Они посмотрели туда, где оставили Надю. Татьяна растерянно молчала, а майор вел ее к выходу и вдруг остановился под ярким светом люстры.
— Нам, наверно, лучше познакомиться. — И, не дождавшись, пока Татьяна подаст ему руку, он первый протянул свою и сказал: — Я Павел, а фамилия — Фролов. Точнее, майор Павел Фролов. А вы?
— Татьяна Казакова, — смутившись, сказала она, чувствуя, что на них с любопытством смотрят.
— Ну, блестяще! Я так и знал, что вы Татьяна. Это — мое любимое имя.
Пройдя по залам, Фролов и Татьяна снова вернулись к танцам. Татьяну не покидало ощущение, что она давным-давно знакома с этим человеком. В нем была какая-то притягивающая сила, крепкая, настоящая и ласковая. Хорошо было чувствовать сильные, поддерживающие руки, скользить в танце, чуть прикасаясь к полу. Давно она не испытывала ощущения такой легкости, как сейчас.
Отдыхая, они стояли у окна. Фролов, задумавшись, молчал, а Татьяна с грустью смотрела на веселых, нарядных женщин. В зале все было белое: потолок, стены, колонны. Начищенный паркет отражал свет хрустальных люстр. От обилия света молодые, разгоряченные лица казались еще моложе, оживленней. Танцевали пехотинцы, моряки, летчики... Мелькали лица девушек, старавшихся сохранить серьезное, безразличное выражение. От этого они казались чуть надменными, а в глазах их светилось счастье. Скрипки в оркестре пели о любви, о хороших человеческих чувствах, без которых немыслима жизнь. Было радостно и хорошо.
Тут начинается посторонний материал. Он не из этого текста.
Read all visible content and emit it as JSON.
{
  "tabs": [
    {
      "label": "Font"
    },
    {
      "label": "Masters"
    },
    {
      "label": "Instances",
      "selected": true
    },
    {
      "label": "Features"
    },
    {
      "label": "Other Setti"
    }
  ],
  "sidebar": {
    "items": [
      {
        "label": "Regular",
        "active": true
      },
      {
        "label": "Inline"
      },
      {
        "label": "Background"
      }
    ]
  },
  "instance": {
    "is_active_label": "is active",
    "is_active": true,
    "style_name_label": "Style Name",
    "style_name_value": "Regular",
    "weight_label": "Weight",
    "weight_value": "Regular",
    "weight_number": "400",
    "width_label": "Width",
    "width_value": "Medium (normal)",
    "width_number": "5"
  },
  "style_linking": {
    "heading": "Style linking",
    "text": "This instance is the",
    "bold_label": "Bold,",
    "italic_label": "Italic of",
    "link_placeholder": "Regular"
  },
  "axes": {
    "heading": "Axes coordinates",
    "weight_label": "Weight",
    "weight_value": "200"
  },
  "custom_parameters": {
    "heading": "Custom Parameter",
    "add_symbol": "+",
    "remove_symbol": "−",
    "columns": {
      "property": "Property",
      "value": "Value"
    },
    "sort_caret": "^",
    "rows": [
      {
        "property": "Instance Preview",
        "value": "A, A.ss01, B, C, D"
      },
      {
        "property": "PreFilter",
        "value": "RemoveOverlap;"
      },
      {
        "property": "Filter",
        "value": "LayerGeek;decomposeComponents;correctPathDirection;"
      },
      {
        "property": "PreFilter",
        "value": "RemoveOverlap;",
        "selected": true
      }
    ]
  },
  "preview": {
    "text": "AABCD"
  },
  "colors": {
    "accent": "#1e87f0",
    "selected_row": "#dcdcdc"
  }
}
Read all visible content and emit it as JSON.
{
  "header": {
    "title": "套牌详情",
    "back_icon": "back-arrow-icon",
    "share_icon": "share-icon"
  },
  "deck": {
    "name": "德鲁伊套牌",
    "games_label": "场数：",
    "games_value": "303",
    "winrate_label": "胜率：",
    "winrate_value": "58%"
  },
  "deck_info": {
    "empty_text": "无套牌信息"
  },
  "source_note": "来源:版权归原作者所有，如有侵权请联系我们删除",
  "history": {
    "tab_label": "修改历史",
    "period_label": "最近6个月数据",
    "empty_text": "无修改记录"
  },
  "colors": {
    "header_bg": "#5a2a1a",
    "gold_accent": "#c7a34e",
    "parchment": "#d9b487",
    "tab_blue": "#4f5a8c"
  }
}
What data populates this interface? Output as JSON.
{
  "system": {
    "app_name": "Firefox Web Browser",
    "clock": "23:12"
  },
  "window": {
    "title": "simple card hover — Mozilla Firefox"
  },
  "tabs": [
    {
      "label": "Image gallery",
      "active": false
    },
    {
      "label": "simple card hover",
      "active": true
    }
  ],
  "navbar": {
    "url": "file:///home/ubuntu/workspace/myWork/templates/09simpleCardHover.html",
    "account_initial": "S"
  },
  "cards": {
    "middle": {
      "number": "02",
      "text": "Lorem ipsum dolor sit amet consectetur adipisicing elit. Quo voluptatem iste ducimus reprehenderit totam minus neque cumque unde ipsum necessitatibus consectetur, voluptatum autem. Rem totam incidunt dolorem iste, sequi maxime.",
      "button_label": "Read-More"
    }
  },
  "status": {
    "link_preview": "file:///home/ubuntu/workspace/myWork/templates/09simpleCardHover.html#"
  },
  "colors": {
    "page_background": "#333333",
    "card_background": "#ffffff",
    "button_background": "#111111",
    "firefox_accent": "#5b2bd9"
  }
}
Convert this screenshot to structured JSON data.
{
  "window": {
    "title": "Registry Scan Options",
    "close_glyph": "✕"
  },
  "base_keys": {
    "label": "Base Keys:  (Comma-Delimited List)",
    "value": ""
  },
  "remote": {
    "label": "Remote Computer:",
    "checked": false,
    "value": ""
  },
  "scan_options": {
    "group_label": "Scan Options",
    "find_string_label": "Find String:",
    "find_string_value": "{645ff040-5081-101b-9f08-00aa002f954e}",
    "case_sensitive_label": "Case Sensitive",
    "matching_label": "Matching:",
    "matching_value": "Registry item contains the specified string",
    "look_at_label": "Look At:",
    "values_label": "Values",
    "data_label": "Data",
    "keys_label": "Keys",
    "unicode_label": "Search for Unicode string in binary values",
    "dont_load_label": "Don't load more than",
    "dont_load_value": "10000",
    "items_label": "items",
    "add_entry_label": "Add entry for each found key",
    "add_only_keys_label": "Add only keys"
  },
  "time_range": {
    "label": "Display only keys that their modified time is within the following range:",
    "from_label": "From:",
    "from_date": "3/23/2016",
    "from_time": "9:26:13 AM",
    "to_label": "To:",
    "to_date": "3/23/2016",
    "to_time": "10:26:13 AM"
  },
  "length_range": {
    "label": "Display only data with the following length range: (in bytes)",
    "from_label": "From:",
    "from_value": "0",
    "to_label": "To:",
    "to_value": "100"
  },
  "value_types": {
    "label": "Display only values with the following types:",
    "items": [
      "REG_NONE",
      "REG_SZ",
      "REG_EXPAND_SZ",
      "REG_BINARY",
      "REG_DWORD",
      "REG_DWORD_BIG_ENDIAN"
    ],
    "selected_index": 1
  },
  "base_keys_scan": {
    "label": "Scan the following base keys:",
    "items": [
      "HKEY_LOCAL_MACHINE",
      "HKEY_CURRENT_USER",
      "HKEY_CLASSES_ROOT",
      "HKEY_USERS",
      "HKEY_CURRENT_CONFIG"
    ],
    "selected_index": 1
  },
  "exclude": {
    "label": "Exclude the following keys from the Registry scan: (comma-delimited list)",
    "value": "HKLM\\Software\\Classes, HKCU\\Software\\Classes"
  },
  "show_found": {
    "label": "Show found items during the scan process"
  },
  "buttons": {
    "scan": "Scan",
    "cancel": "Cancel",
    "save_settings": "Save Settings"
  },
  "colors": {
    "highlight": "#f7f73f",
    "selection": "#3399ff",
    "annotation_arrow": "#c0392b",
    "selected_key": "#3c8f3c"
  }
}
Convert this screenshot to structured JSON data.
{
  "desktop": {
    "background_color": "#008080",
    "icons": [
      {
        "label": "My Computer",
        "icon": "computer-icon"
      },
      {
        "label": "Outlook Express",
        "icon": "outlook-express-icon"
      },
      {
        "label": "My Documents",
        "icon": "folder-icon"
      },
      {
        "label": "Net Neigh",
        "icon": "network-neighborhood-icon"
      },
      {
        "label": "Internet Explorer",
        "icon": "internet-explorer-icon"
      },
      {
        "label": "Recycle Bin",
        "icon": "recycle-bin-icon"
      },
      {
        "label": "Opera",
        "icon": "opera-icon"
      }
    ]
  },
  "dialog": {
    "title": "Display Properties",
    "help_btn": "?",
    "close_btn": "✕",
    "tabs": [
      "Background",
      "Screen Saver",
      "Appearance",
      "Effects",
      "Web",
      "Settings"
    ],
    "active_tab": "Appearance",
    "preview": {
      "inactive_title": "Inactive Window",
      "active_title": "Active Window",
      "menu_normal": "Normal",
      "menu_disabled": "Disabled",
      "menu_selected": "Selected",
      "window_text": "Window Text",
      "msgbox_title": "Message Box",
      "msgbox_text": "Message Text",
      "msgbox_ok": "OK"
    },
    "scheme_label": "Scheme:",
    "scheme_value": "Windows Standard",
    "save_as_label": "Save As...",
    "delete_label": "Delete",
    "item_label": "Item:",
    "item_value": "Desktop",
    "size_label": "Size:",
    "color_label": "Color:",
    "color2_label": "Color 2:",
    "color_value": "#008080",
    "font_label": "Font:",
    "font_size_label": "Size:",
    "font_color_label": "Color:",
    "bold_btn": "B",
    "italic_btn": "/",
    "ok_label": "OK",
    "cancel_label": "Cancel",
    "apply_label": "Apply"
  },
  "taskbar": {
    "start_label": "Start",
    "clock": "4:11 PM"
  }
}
Подошли Надя и приятель Фролова, совсем еще молодой человек с красивым, выразительным лицом, но седыми волосами. На синем сукне его кителя блестела Золотая звезда.
— Майор Сахаров, — представился он Татьяне и, обращаясь к Фролову, сказал: — Есть предложение на полчаса пойти в ресторан. Наши дамы устали, здесь жарко, хочется пить...
В ресторане для них уже был приготовлен стол, видно, кто-то побеспокоился об этом заранее. Подошли еще летчики, с которыми Татьяна видела Фролова в начале бала. Фролов сидел рядом с Татьяной, радостно возбужденный. Рассказывал о недавно пережитом веселом приключении, но никто его не слушал, да и сам он плохо следил за нитью своего рассказа. Говорил он только потому, что хотелось говорить.
Разлили шампанское, и Сахаров поздравил всех с наступающим праздником.
Когда Татьяна поднесла бокал к губам, перед ней на мгновение встали ласковые глаза мужа. Она поставила бокал.
— Что с вами? — удивился Фролов.
— Я не пью. Я никогда не пью.
— Ну, блестяще! Из нас тоже никто не пьет. Но один глоток в честь праздника... От этого еще никто не умирал. — И он пристально посмотрел в ставшие вдруг грустными глаза Татьяны.
Снова пошли в зал. И пока оркестр не сыграл прощальный вальс, они были вместе, не пропуская ни одного танца.